"Mom!!! you are not listening to me!! Loooooook aaatt myyyy saaaand caaaastle."
I suddenly came back from my siesta. Krish, my 4 year old son was calling me for something. Oh! He wants me to look at his sandcastle, which i know would be exactly the same as he made yesterday and the day before yesterday and the day before that. I smiled slowly. He is such a kid! well, 4-year olds are actually called kids. Phew!! From where do they get all the energy from, is still not very apparent to me.
"Mom!!! Come-on, you are soooo laaaaazy. I have taken 2 rounds from my castle towards you and you are still sitting here". My little son was shouting at me and i was watching him speechlessly. I hugged him while he was making those cute little faces while speaking. "Okay, so now will you come? Please! Please! Please!" He said softly in my ear. He probably has learned how to coax me into doing something for him. Somehow he was getting too eager to show me his castle, which i have been watching since the time he learned how to make it.
I took his hand on my palm and started walking with him to his sandcastle. And the instant I lay my eyes on it I knew the reason for his eagerness. He had decorated the sandcastle with shells and hey, there's a starfish too. I saw him with a swelled-up chest, looking at me, waiting for me to say its good.
"Its good, Lets go home now. You deserve a chocolate for all your hard work". I guess chocolate trick might do the works, for i know, from my experience of course, that he doesn't leave the beach quickly.
He kept rattling on. His chats (short)ranging from different colors of shells he collected to how he caught the star fish. I tried remembering what shells did i collect when i was his age.
In this small brain of mine, 28 years of a life are huddled up. Rewinding back by 24 years is not easy. I don't think i remember anything from that time of my life. But i do remember the time i told my parents that i am going to get married to sandeep. Their thought process didn't include letting their daughter get married at her own will. On top of that he was not from our caste. I never could understand what difference does a caste make?
Even though my parents agreed to get us married, they never believed i could be happy in this marriage. They warned me that this marriage is like a sandcastle, it'll wash away with next wave of fights. 5 years have went past since, but my parents attitude is still the same. Today, mom called me up, only to confirm that i am happy.

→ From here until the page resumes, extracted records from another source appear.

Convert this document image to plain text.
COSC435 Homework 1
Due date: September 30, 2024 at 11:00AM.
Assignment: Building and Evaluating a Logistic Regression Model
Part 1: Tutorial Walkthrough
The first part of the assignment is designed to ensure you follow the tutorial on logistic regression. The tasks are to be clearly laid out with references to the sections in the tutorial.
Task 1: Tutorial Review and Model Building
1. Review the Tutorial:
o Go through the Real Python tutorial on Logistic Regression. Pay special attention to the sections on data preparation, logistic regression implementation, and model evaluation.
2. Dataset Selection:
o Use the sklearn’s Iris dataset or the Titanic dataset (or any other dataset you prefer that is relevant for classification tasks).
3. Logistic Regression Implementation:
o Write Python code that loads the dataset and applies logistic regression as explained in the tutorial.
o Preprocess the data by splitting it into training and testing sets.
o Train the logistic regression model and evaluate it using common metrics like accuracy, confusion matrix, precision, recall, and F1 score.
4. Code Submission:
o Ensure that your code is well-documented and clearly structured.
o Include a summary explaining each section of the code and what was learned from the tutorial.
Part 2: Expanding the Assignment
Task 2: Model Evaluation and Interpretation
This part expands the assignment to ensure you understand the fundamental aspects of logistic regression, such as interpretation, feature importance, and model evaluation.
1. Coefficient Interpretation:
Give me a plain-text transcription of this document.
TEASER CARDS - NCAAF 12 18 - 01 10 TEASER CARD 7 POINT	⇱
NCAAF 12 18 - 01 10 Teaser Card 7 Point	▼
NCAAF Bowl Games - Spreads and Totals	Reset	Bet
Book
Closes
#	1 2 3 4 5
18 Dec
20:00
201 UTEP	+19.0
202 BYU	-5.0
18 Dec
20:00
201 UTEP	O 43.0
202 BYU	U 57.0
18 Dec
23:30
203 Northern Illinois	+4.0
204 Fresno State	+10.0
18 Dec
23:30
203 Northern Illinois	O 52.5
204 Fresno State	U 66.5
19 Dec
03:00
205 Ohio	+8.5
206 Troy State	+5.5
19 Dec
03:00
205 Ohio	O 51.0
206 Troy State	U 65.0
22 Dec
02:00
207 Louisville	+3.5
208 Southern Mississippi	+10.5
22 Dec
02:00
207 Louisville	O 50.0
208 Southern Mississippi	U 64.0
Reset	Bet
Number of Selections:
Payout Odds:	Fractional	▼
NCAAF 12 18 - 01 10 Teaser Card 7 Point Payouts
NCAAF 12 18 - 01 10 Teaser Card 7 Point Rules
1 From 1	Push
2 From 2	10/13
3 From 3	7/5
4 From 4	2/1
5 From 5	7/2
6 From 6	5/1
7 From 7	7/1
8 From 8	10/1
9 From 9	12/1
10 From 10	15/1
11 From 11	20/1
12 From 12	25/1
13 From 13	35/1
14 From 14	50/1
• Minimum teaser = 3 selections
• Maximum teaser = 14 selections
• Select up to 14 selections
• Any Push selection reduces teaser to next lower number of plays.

Its so ironic that she wants me to be happy but cannot see the way my heart melts whenever i see sandeep walking towards me. she cannot see how beautiful my life is with two men to pamper me around. Hmm well, that is, if you could call Krish a man too.
And well, If i inspect closely, I see my son making sandcastles everyday, I hear him talk about it every hour. When I watch my husband helping him out on Sundays, I know my marriage finally has become a BIG sandcastle as my parents expected. BUT, It doesn't get washed away, it just get growing in our hearts. I am happy.